Micro-blogging site Twitter is now mailing and checking facts with all the developers who may have been impacted by a bug in its “Account Activity Application Programming Interface” (AAAPI).
The bug-affected API allowed registered developers to build tools to better support businesses and their communications with customers on the micro-blogging platform.
The bug delivered interactions and “Direct Messages” (DMs) of users with certain business related accounts and developers to wrong profile addresses.
This bug might have occurred due to technical circumstances like multiple registered developers having the same AAAPI or matching URL paths, the company wrote in a blog-post early on Saturday.
“Through our work so far, and the information made available to us by our partners, we can confirm that the bug did not affect any of the partners or customers with whom we have completed our review,” the post said.
Registered developers who performed subscription related activities in the same time period as some other developer or cases where these activities originated from the same back-end server from within Twitter’s data-center are also being considered as reasons why the bug came into existence.
In a previous blog-post, the company claimed that this bug, that ran from May 2017 and got discovered earlier in September 2018, affected less than one per cent of the over 335 million global Twitter users.

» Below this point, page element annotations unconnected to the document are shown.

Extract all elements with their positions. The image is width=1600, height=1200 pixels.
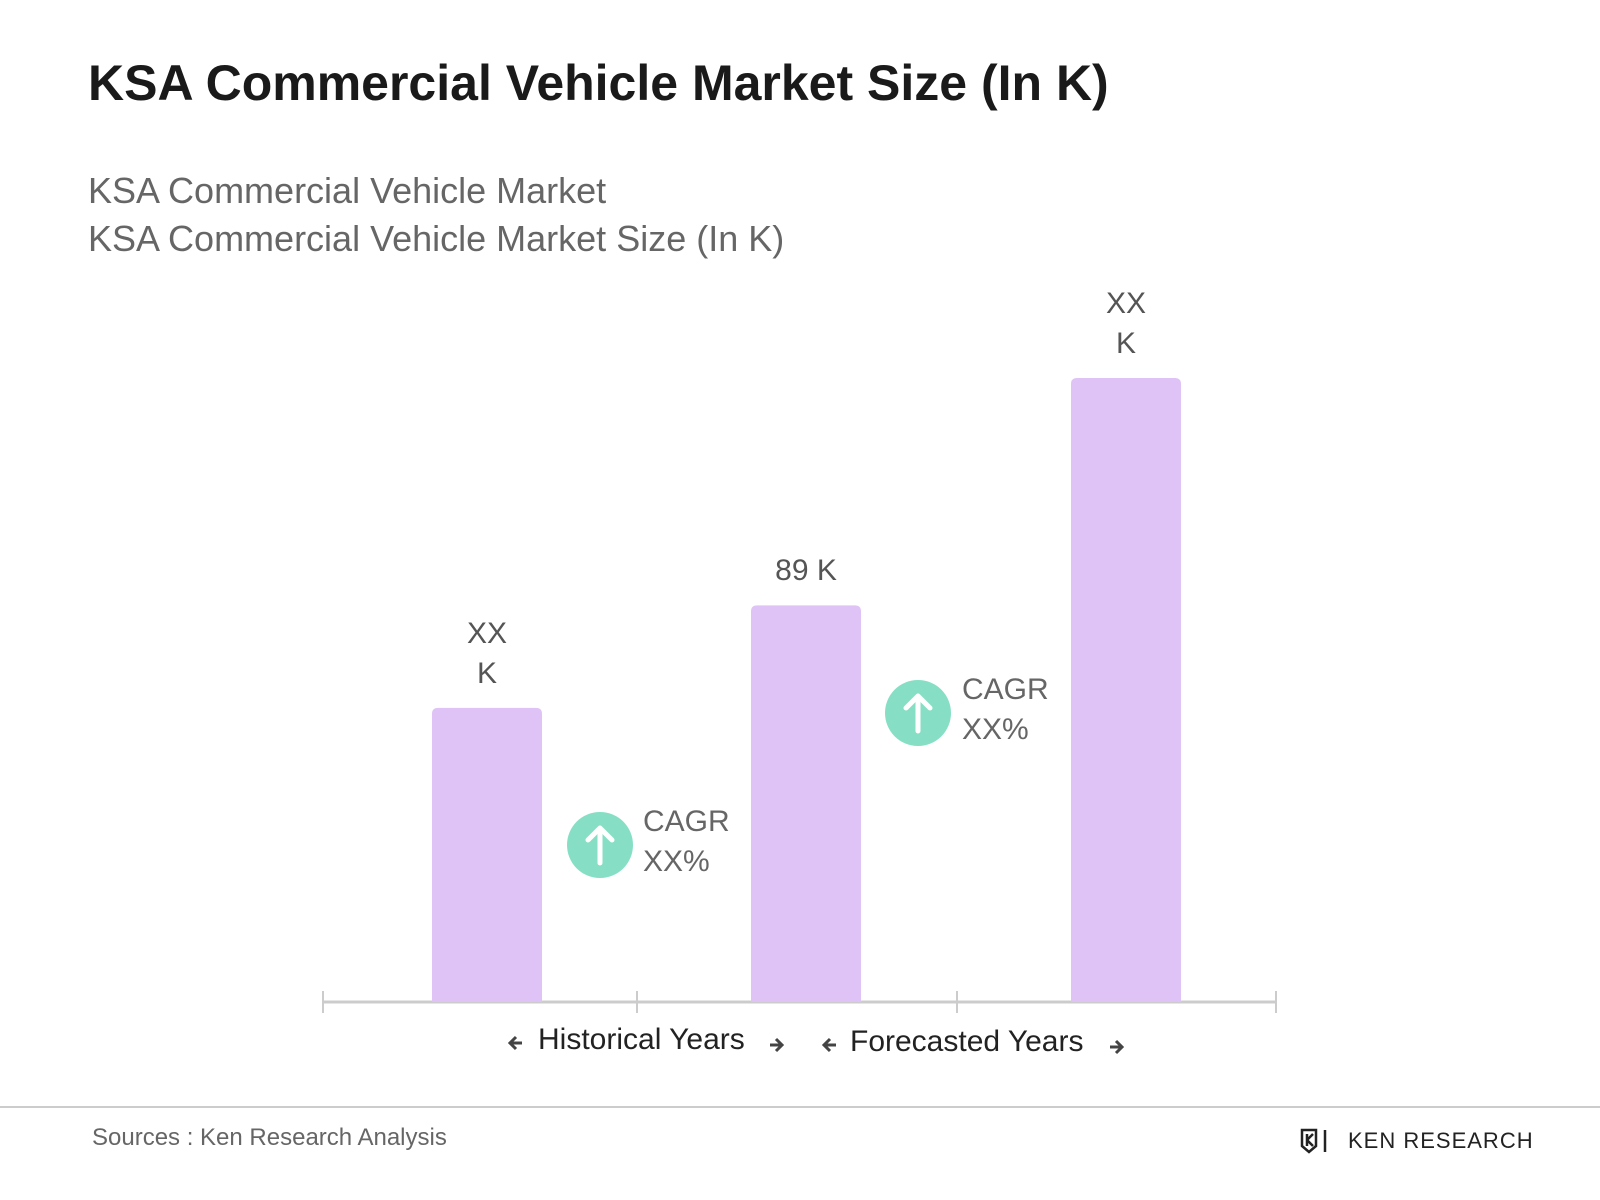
source: Sources : Ken Research Analysis bbox=[92, 1124, 447, 1151]
logo: KEN RESEARCH bbox=[1348, 1128, 1534, 1153]
period-label: Forecasted Years bbox=[850, 1025, 1084, 1058]
value-label: 89 K bbox=[775, 554, 837, 588]
cagr-label: CAGR XX% bbox=[962, 673, 1049, 746]
cagr-arrow bbox=[903, 693, 933, 734]
subtitle: KSA Commercial Vehicle Market bbox=[88, 170, 607, 211]
period-label: Historical Years bbox=[538, 1023, 745, 1056]
bar bbox=[432, 707, 542, 1002]
bar bbox=[751, 605, 861, 1002]
cagr-label: CAGR XX% bbox=[643, 805, 730, 878]
bar bbox=[1071, 378, 1181, 1002]
value-label: XX K bbox=[1105, 287, 1147, 360]
axis-ticks bbox=[322, 991, 1277, 1013]
logo-icon bbox=[1300, 1128, 1327, 1154]
subtitle: KSA Commercial Vehicle Market Size (In K… bbox=[88, 218, 785, 259]
value-label: XX K bbox=[466, 616, 508, 690]
cagr-arrow bbox=[585, 825, 615, 866]
period-arrows bbox=[507, 1035, 1125, 1055]
chart-title: KSA Commercial Vehicle Market Size (In K… bbox=[88, 55, 1109, 111]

“If your account was affected by this bug, we will contact you directly through an in-app notice and on Twitter itself. We have contacted our developer partners and are working with them to ensure that they are complying with their obligations to delete information they should not have,” the micro-blogging site had said.
The investigation is still going on and in the coming days, the company aims to include a review of their remaining enterprise partners who could have been impacted.